US general: Afghan collapse rooted in 2020 deal with Taliban
WASHINGTON-The Associated Press
Senior Pentagon officials said on Sept. 29 the collapse of the Afghan government and its security forces in August could be traced to a 2020 U.S. agreement with the Taliban that promised a complete U.S. troop withdrawal.
Gen. Frank McKenzie, the head of Central Command, told the House Armed Services Committee that once the U.S. troop presence was pushed below 2,500 as part of President Joe Biden’s decision in April to complete a total withdrawal by September, the unraveling of the U.S.-backed Afghan government accelerated.
“The signing of the Doha agreement had a really pernicious effect on the government of Afghanistan and on its military, psychological more than anything else, but we set a date-certain for when we were going to leave and when they could expect all assistance to end,” McKenzie said.
He was referring to a Feb. 29, 2020, agreement that the Trump administration signed with the Taliban in Doha, Qatar, in which the U.S. promised to fully withdraw its troops by May 2021 and the Taliban committed to several conditions, including stopping attacks on American and coalition forces. The stated objective was to promote a peace negotiation between the Taliban and the Afghan government, but that diplomatic effort never gained traction before Biden took office in January.

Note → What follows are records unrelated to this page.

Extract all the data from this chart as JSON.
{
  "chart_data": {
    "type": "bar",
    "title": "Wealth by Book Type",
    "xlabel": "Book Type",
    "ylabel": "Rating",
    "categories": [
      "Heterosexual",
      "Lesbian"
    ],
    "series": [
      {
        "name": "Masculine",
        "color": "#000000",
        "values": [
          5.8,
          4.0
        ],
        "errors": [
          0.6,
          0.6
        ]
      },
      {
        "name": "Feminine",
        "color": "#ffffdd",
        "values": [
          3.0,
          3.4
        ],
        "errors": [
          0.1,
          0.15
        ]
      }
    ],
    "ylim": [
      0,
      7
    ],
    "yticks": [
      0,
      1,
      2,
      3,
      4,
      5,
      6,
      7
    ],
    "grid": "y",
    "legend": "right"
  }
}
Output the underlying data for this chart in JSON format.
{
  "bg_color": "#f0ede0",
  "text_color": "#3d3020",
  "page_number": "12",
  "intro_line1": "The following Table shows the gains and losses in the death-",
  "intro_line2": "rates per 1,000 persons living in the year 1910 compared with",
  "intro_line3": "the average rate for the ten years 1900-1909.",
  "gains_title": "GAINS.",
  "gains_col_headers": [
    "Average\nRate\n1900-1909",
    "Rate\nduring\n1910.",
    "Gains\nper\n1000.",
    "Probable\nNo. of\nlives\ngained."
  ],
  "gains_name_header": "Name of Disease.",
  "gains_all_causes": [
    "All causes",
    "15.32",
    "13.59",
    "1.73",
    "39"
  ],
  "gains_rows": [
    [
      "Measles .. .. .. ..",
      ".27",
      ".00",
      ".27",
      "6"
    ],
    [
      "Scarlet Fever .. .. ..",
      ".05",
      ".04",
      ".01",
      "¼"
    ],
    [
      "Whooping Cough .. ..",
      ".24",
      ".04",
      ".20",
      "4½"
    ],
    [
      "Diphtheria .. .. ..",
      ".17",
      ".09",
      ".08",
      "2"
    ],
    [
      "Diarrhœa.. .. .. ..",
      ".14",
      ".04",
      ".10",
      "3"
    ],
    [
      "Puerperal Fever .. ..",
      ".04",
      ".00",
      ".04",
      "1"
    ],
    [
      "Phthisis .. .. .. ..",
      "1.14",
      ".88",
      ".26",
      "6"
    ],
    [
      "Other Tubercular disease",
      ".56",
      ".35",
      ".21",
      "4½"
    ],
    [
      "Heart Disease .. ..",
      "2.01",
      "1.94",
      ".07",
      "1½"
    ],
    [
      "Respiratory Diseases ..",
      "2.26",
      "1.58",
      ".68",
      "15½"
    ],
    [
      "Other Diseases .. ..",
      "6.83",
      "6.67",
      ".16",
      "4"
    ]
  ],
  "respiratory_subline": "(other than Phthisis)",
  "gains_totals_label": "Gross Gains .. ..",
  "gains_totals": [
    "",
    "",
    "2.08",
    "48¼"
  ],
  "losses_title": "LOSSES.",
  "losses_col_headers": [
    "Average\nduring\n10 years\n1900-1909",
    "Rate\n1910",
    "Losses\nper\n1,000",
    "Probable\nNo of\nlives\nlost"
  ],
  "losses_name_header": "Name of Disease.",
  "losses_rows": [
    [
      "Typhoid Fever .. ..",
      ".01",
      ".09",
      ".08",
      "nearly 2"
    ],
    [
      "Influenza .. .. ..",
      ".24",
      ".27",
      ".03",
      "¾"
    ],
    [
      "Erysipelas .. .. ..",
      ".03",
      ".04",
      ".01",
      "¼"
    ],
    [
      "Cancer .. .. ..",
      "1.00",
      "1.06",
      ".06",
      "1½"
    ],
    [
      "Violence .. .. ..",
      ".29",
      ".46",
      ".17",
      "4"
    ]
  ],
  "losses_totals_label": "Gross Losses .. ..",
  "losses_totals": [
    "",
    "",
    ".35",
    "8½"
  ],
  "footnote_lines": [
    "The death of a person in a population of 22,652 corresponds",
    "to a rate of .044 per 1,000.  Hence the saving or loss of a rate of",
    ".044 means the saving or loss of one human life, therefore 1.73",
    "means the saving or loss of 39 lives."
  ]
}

McKenzie said he also had believed “for quite a while” that if the United States reduced the number of its military advisers in Afghanistan below 2,500, the Kabul government inevitably would collapse “and that the military would follow." He said in addition to the morale-depleting effects of the Doha agreement, the troop reduction ordered by Biden in April was ”the other nail in the coffin" for the 20-year war effort because it blinded the U.S. military to conditions inside the Afghan army, “because our advisers were no longer down there with those units.”
Defense Secretary Lloyd Austin, testifying alongside McKenzie, said he agreed with McKenzie’s analysis. He added that the Doha agreement also committed the United States to ending airstrikes against the Taliban, “so the Taliban got stronger, they increased their offensive operations against the Afghan security forces, and the Afghans were losing a lot of people on a weekly basis.”
Sept. 29's hearing was politically charged, with Republicans seeking to cast Biden as wrongheaded on Afghanistan, and Democrats pointing to what they called ill-advised decisions during the Trump years.
Gen. Mark Milley, chairman of the Joint Chiefs of Staff, had said a day earlier in a similar hearing in the Senate that the war in Afghanistan was a “strategic failure,” and he repeated that on Wednesday.
Milley told the Senate committee, when pressed on Sept. 28, that it had been his personal opinion that at least 2,500 U.S. troops were needed to guard against a collapse of the Kabul government and a return to Taliban rule.
Defying U.S. intelligence assessments, the Afghan government and its U.S.-trained army collapsed in mid-August, allowing the Taliban, which had ruled the country from 1996 to 2001, to capture Kabul with what Milley described as a couple of hundred men on motorcycles, without a shot being fired. That triggered a frantic U.S. effort to evacuate American civilians, Afghan allies and others from Kabul airport.
This week’s House and Senate hearings marked the start of what is likely to be an extended congressional review of the U.S. failures in Afghanistan, after years of limited congressional oversight of the war and the hundreds of billions of taxpayer dollars it consumed.
“The Republicans’ sudden interest in Afghanistan is plain old politics,” said Sen. Elizabeth Warren, a Massachusetts Democrat, who supported Biden’s decision to end U.S. involvement there.
Sept. 28's hearing also was contentious at times, as Republicans sought to portray Biden as having ignored advice from military officers and mischaracterized the military options he was presented last spring and summer.
In a blunt assessment of a war that cost 2,461 American lives, Milley said the result was years in the making.
“Outcomes in a war like this, an outcome that is a strategic failure, the enemy is in charge in Kabul, there’s no way else to describe that, that is a cumulative effect of 20 years,” he said on Sept. 28, adding that lessons need to be learned, including whether the U.S. military made the Afghans overly dependent on American technology in a mistaken effort to make the Afghan army look like the American army.
Republican Sen. Tom Cotton of Arkansas asked Milley why he did not choose to resign after his advice was rejected.
Milley, who was appointed to his position as chairman of the Joint Chiefs of Staff by President Donald Trump and retained by Biden, said it was his responsibility to provide the commander in chief with his best advice.
“The president doesn’t have to agree with that advice,” Milley said. “He doesn’t have to make those decisions just because we are generals. And it would be an incredible act of political defiance for a commissioned officer to resign just because my advice was not taken."
Milley cited “a very real possibility” that al-Qaeda or the Islamic State group’s Afghanistan affiliate could reconstitute in Afghanistan under Taliban rule and present a terrorist threat to the United States in the next 12 to 36 months.